Some questions about PyTorch's mechanism of indexing

Recently, I ran into a little problem of tensor indexing. Here’s the code:

import torch
 a = torch.tensor([[3, 6, 1, 9],[4, 9, 4, 0],[4, 3, 8, 1]])
# index method 1
print(a[:, [0, 2, 3]])
# index method 2
print(a[[0, 1, 2], [0, 2, 3]])
# index method 3
print(a[[0, 1, 2], [[0], [2], [3]]])
# index method 4
print(a[:, [[0], [2], [3]]])

Output of index method 1:

tensor([[3, 1, 9],
        [4, 4, 0],
        [4, 8, 1]])

Output of index method 2:

tensor([3, 4, 1])

Output of index method 3:

tensor([[3, 4, 4],
        [1, 4, 8],
        [9, 0, 1]]

Output of index method 4:

tensor([[[3],
         [1],
         [9]],

        [[4],
         [4],
         [0]],

        [[4],
         [8],
         [1]]])

The mechanism od index methods 1 and 3 are clear, but I’m stuck to understand how the other two methods work. It seems that the 3rd index method takes the 0, 2nd, 3rd elements of every row respectively. The 4th index method is similar to the 3rd one, but adds an extra dimension. Thanks for your help!

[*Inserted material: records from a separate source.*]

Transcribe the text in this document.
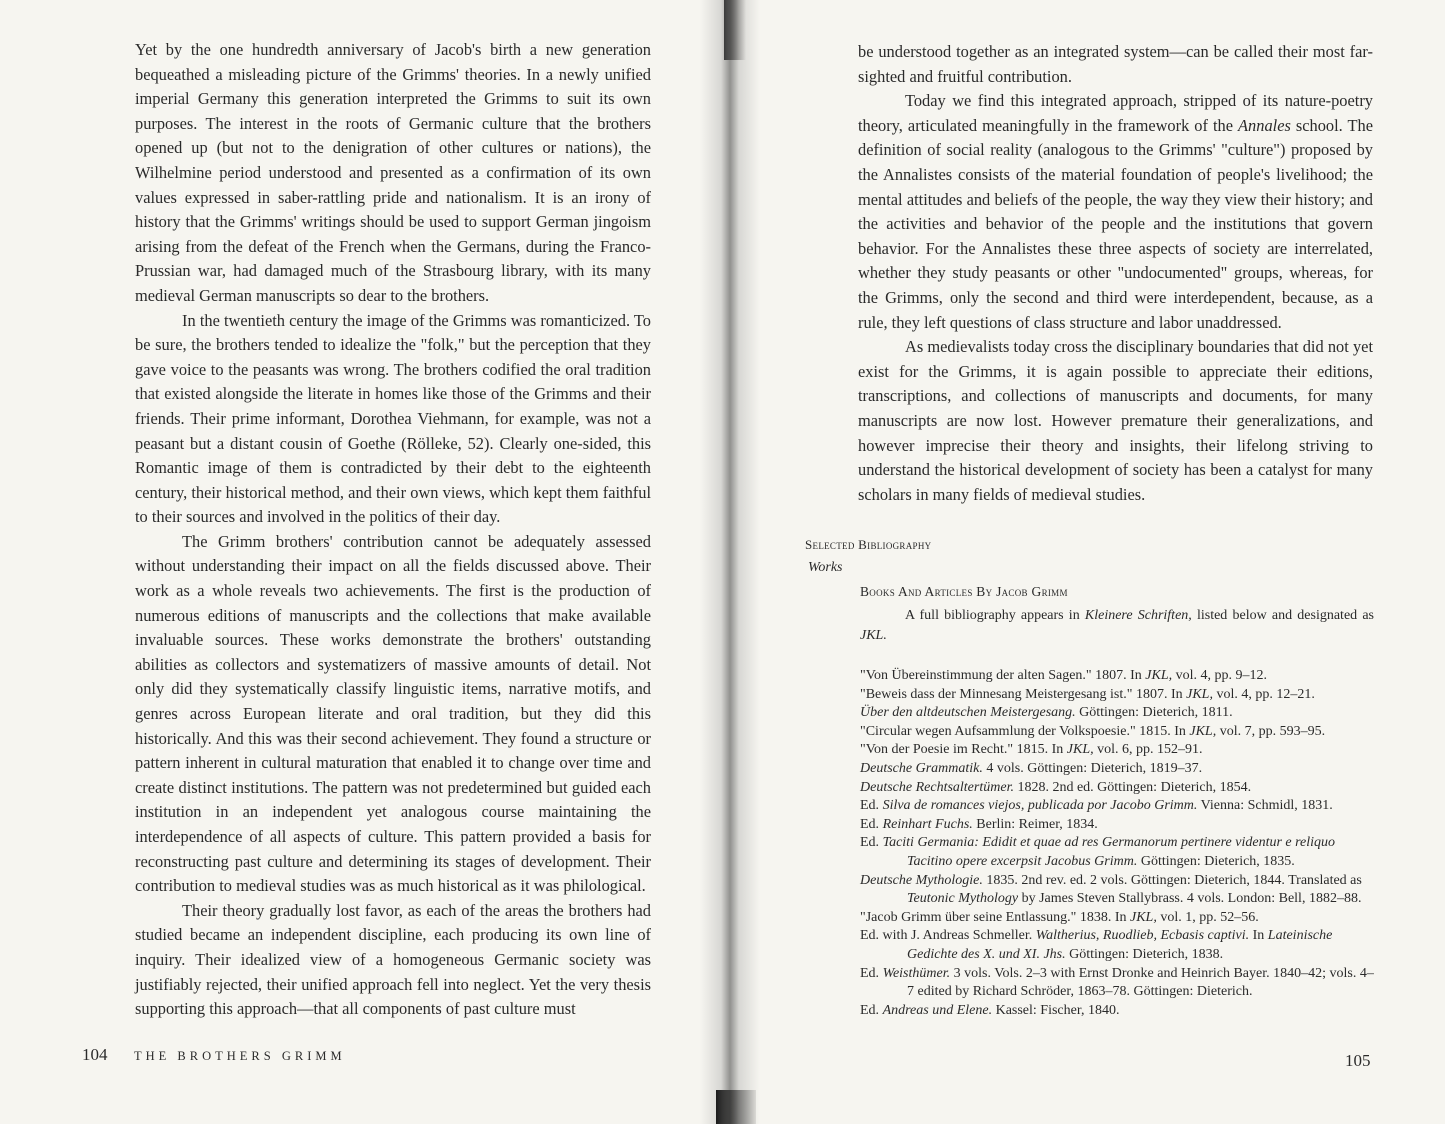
Yet by the one hundredth anniversary of Jacob's birth a new generation bequeathed a misleading picture of the Grimms' theories. In a newly unified imperial Germany this generation interpreted the Grimms to suit its own purposes. The interest in the roots of Germanic culture that the brothers opened up (but not to the denigration of other cultures or nations), the Wilhelmine period understood and presented as a confirmation of its own values expressed in saber-rattling pride and nationalism. It is an irony of history that the Grimms' writings should be used to support German jingoism arising from the defeat of the French when the Germans, during the Franco-Prussian war, had damaged much of the Strasbourg library, with its many medieval German manuscripts so dear to the brothers.

In the twentieth century the image of the Grimms was romanticized. To be sure, the brothers tended to idealize the "folk," but the perception that they gave voice to the peasants was wrong. The brothers codified the oral tradition that existed alongside the literate in homes like those of the Grimms and their friends. Their prime informant, Dorothea Viehmann, for example, was not a peasant but a distant cousin of Goethe (Rölleke, 52). Clearly one-sided, this Romantic image of them is contradicted by their debt to the eighteenth century, their historical method, and their own views, which kept them faithful to their sources and involved in the politics of their day.

The Grimm brothers' contribution cannot be adequately assessed without understanding their impact on all the fields discussed above. Their work as a whole reveals two achievements. The first is the production of numerous editions of manuscripts and the collections that make available invaluable sources. These works demonstrate the brothers' outstanding abilities as collectors and systematizers of massive amounts of detail. Not only did they systematically classify linguistic items, narrative motifs, and genres across European literate and oral tradition, but they did this historically. And this was their second achievement. They found a structure or pattern inherent in cultural maturation that enabled it to change over time and create distinct institutions. The pattern was not predetermined but guided each institution in an independent yet analogous course maintaining the interdependence of all aspects of culture. This pattern provided a basis for reconstructing past culture and determining its stages of development. Their contribution to medieval studies was as much historical as it was philological.

Their theory gradually lost favor, as each of the areas the brothers had studied became an independent discipline, each producing its own line of inquiry. Their idealized view of a homogeneous Germanic society was justifiably rejected, their unified approach fell into neglect. Yet the very thesis supporting this approach—that all components of past culture must

104 THE BROTHERS GRIMM

be understood together as an integrated system—can be called their most far-sighted and fruitful contribution.

Today we find this integrated approach, stripped of its nature-poetry theory, articulated meaningfully in the framework of the Annales school. The definition of social reality (analogous to the Grimms' "culture") proposed by the Annalistes consists of the material foundation of people's livelihood; the mental attitudes and beliefs of the people, the way they view their history; and the activities and behavior of the people and the institutions that govern behavior. For the Annalistes these three aspects of society are interrelated, whether they study peasants or other "undocumented" groups, whereas, for the Grimms, only the second and third were interdependent, because, as a rule, they left questions of class structure and labor unaddressed.

As medievalists today cross the disciplinary boundaries that did not yet exist for the Grimms, it is again possible to appreciate their editions, transcriptions, and collections of manuscripts and documents, for many manuscripts are now lost. However premature their generalizations, and however imprecise their theory and insights, their lifelong striving to understand the historical development of society has been a catalyst for many scholars in many fields of medieval studies.

Selected Bibliography
Works
Books And Articles By Jacob Grimm
A full bibliography appears in Kleinere Schriften, listed below and designated as JKL.

"Von Übereinstimmung der alten Sagen." 1807. In JKL, vol. 4, pp. 9–12.

"Beweis dass der Minnesang Meistergesang ist." 1807. In JKL, vol. 4, pp. 12–21.

Über den altdeutschen Meistergesang. Göttingen: Dieterich, 1811.

"Circular wegen Aufsammlung der Volkspoesie." 1815. In JKL, vol. 7, pp. 593–95.

"Von der Poesie im Recht." 1815. In JKL, vol. 6, pp. 152–91.

Deutsche Grammatik. 4 vols. Göttingen: Dieterich, 1819–37.

Deutsche Rechtsaltertümer. 1828. 2nd ed. Göttingen: Dieterich, 1854.

Ed. Silva de romances viejos, publicada por Jacobo Grimm. Vienna: Schmidl, 1831.

Ed. Reinhart Fuchs. Berlin: Reimer, 1834.

Ed. Taciti Germania: Edidit et quae ad res Germanorum pertinere videntur e reliquo Tacitino opere excerpsit Jacobus Grimm. Göttingen: Dieterich, 1835.

Deutsche Mythologie. 1835. 2nd rev. ed. 2 vols. Göttingen: Dieterich, 1844. Translated as Teutonic Mythology by James Steven Stallybrass. 4 vols. London: Bell, 1882–88.

"Jacob Grimm über seine Entlassung." 1838. In JKL, vol. 1, pp. 52–56.

Ed. with J. Andreas Schmeller. Waltherius, Ruodlieb, Ecbasis captivi. In Lateinische Gedichte des X. und XI. Jhs. Göttingen: Dieterich, 1838.

Ed. Weisthümer. 3 vols. Vols. 2–3 with Ernst Dronke and Heinrich Bayer. 1840–42; vols. 4–7 edited by Richard Schröder, 1863–78. Göttingen: Dieterich.

Ed. Andreas und Elene. Kassel: Fischer, 1840.

105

2: The result has the “shape” of the index lists (also works with tensors, then it is the shape proper) and each location is the value at the corresponding indices.
In formulas: if we call idx1 = [0, 1, 2] and idx2 = [0, 2, 3] then result[i] = a[idx1[i], idx2[i]].
4: is essentially an extension of 2, in place of the second dimension, the shape of the second index is used and for each of them, the tensor indexed with that is used.
In formulas: call idx = [[0], [2], [3]], this has shape 3x1 and the original tensor is 3x4.
Then the result is 3x[3x1] = 3x3x1 and result[:, i, j] = a[:, idx[i, j]] where I gloss over the fact that lists can’t be indexed with multiple indices.
As you would, perhaps expect, 4 is the same as the result in 1 but unsqueezed to add a (singleton) last dimension.
Personally, I think 3 is more elaborate than 2 because it adds another dimension similar to 1 vs. 4 but what do I know about what is difficult or easy. :slight_smile:

If you are used to think about lists and tuples as very similar, note that their indexing behaviour is very different, tuples (where the elements operate on different dimensons) and lists (where the elements operate on the same dimensions and the list “shape” informs the result shape). Tensors can take the role of lists here, but you’d want a tuple of tensors if you have multiple dimensions to index.

Best regards

Thomas

That’s very clear and thorough. Thanks a lot!